Your favorite phrase right now is, "Oh no!" with a very concerned, dramatic look on your face. And my dear, you are nothing if not dramatic! Your facial expressions are so over the top. You are always making us laugh.
Cheese face

Excited Valentine's face - OMG, a card!
 
Kiddo, it's really hard to sum up how amazing your are. It's so much fun to watch you learn and explore. You are ornery and keep us on our toes, and we wouldn't have it any other way.

Saying hi to a baby goat

We love you so much, munchkin pants. I can't believe you're on your way to two years old. Slow down!

Love always,
Mommy!

Wednesday, January 30, 2013

Just stopping by

I have been neglecting my blogly duties as of late, I know. I intended to post Christmas pics, have a half-written New Year's post, and yet none of them have found their way to blog land. So my humble apologies.

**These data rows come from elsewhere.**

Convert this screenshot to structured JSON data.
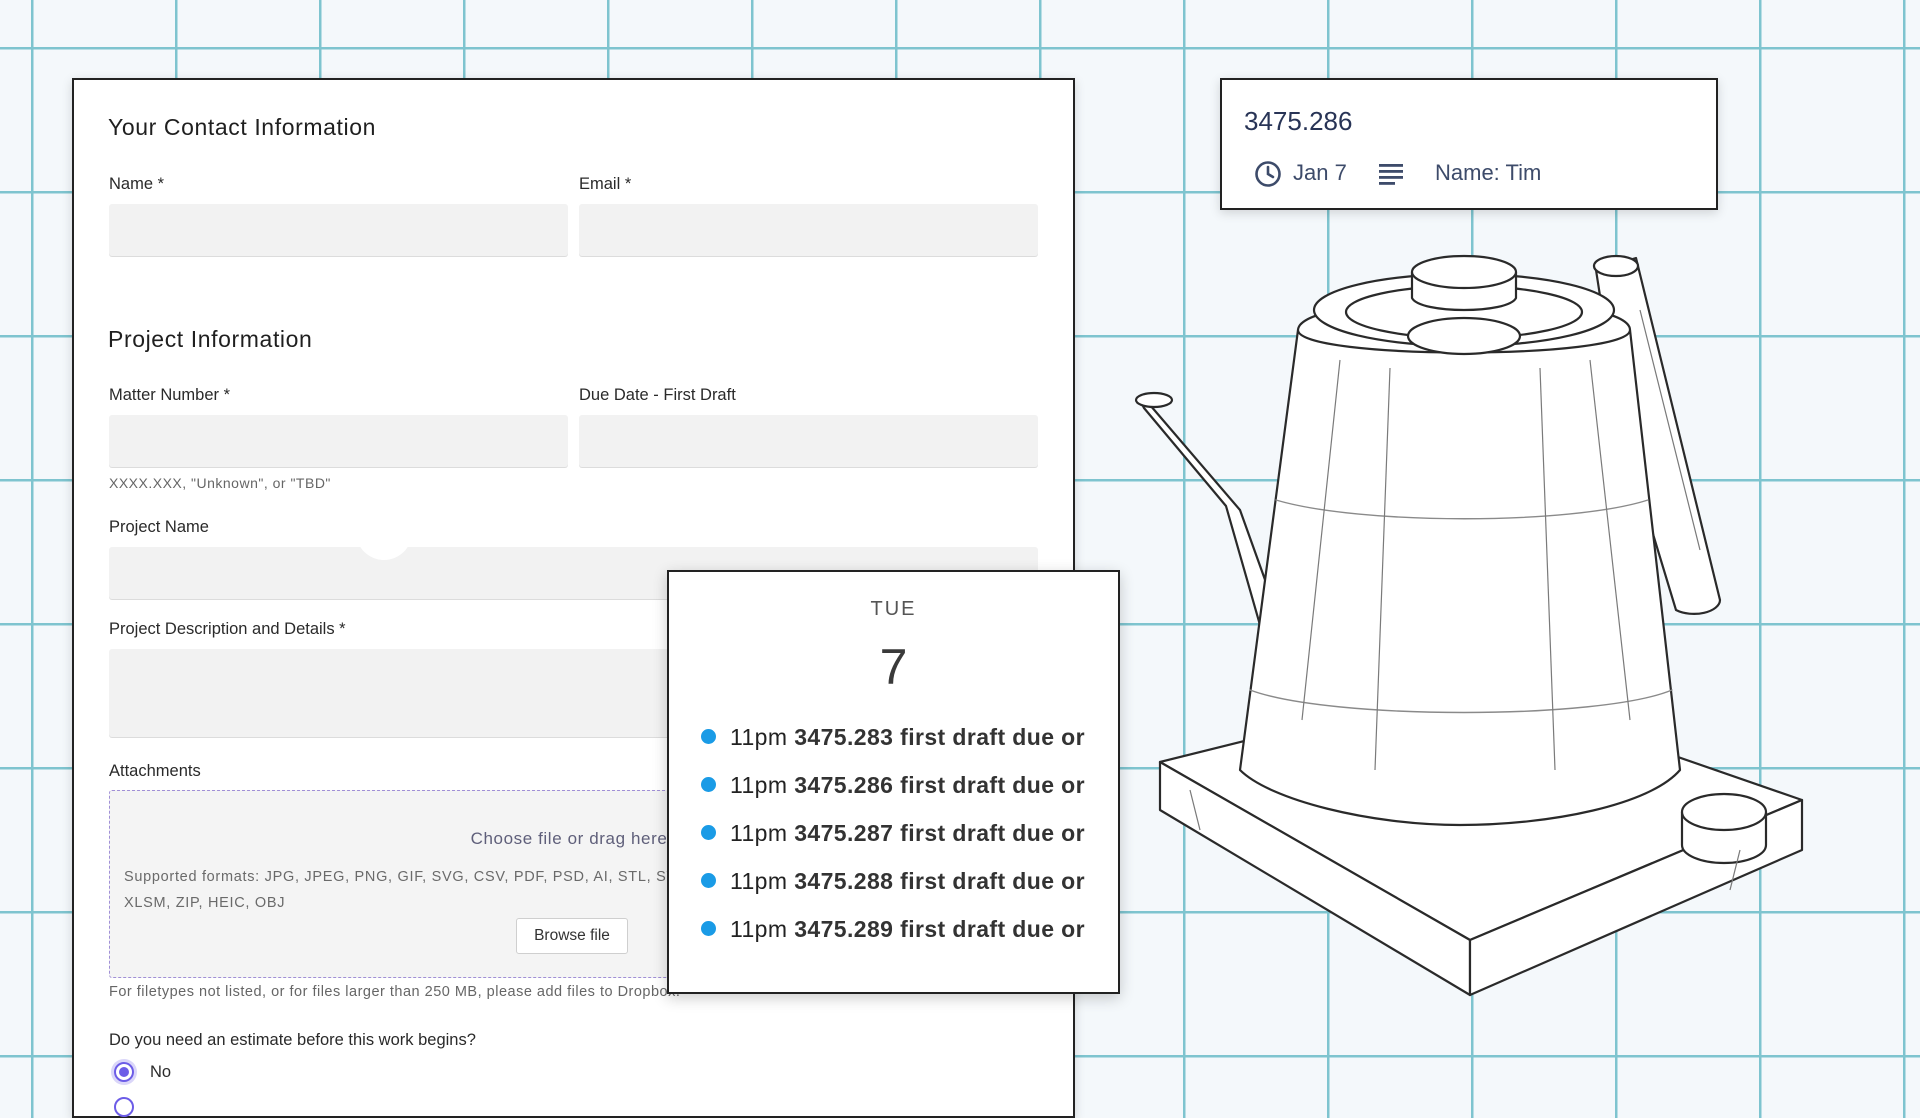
{
  "form": {
    "contact_title": "Your Contact Information",
    "name_label": "Name *",
    "email_label": "Email *",
    "project_title": "Project Information",
    "matter_label": "Matter Number *",
    "due_label": "Due Date - First Draft",
    "matter_hint": "XXXX.XXX, \"Unknown\", or \"TBD\"",
    "project_name_label": "Project Name",
    "description_label": "Project Description and Details *",
    "attachments_label": "Attachments",
    "dropzone_choose": "Choose file or drag here",
    "dropzone_formats": "Supported formats: JPG, JPEG, PNG, GIF, SVG, CSV, PDF, PSD, AI, STL, STP, MOV, MP4, XLS, XLSX, XLSM, ZIP, HEIC, OBJ",
    "browse_label": "Browse file",
    "filesize_note": "For filetypes not listed, or for files larger than 250 MB, please add files to Dropbox.",
    "estimate_question": "Do you need an estimate before this work begins?",
    "estimate_options": [
      "No"
    ]
  },
  "event": {
    "title": "3475.286",
    "date": "Jan 7",
    "name": "Name: Tim",
    "icons": [
      "clock-icon",
      "notes-icon"
    ]
  },
  "day": {
    "weekday": "TUE",
    "date_number": "7",
    "events": [
      {
        "time": "11pm",
        "text": "3475.283 first draft due or"
      },
      {
        "time": "11pm",
        "text": "3475.286 first draft due or"
      },
      {
        "time": "11pm",
        "text": "3475.287 first draft due or"
      },
      {
        "time": "11pm",
        "text": "3475.288 first draft due or"
      },
      {
        "time": "11pm",
        "text": "3475.289 first draft due or"
      }
    ]
  },
  "colors": {
    "grid": "#7ec4cf",
    "background": "#f4f8fb",
    "radio_accent": "#6c5ce7",
    "event_dot": "#1a9be6"
  }
}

I have also toyed with the idea of getting rid of/hiding/migrating some of my old TTC posts and sharing this blog with friends and family in the "real world", but that sounds time consuming and time is not something I have massive quantities of lately.

In general, things are good. I started 2013 feeling hopeful about this year for our family, in a vaguely optimistic way I can't quite explain. Amelia is 17 months old now, and amazing and fun (I'll post more specifics later!). I am loving mommyhood these days.

Will you accept a pic of my cutie pie to placate you until I come back with something of substance? Here's my munchkin enjoying the snow in our back yard last weekend, which was a far more successful excursion than our first attempt, where she screamed and cried hysterically and said, "Nooooo!" over and over. I get it. Mama doesn't like winter either!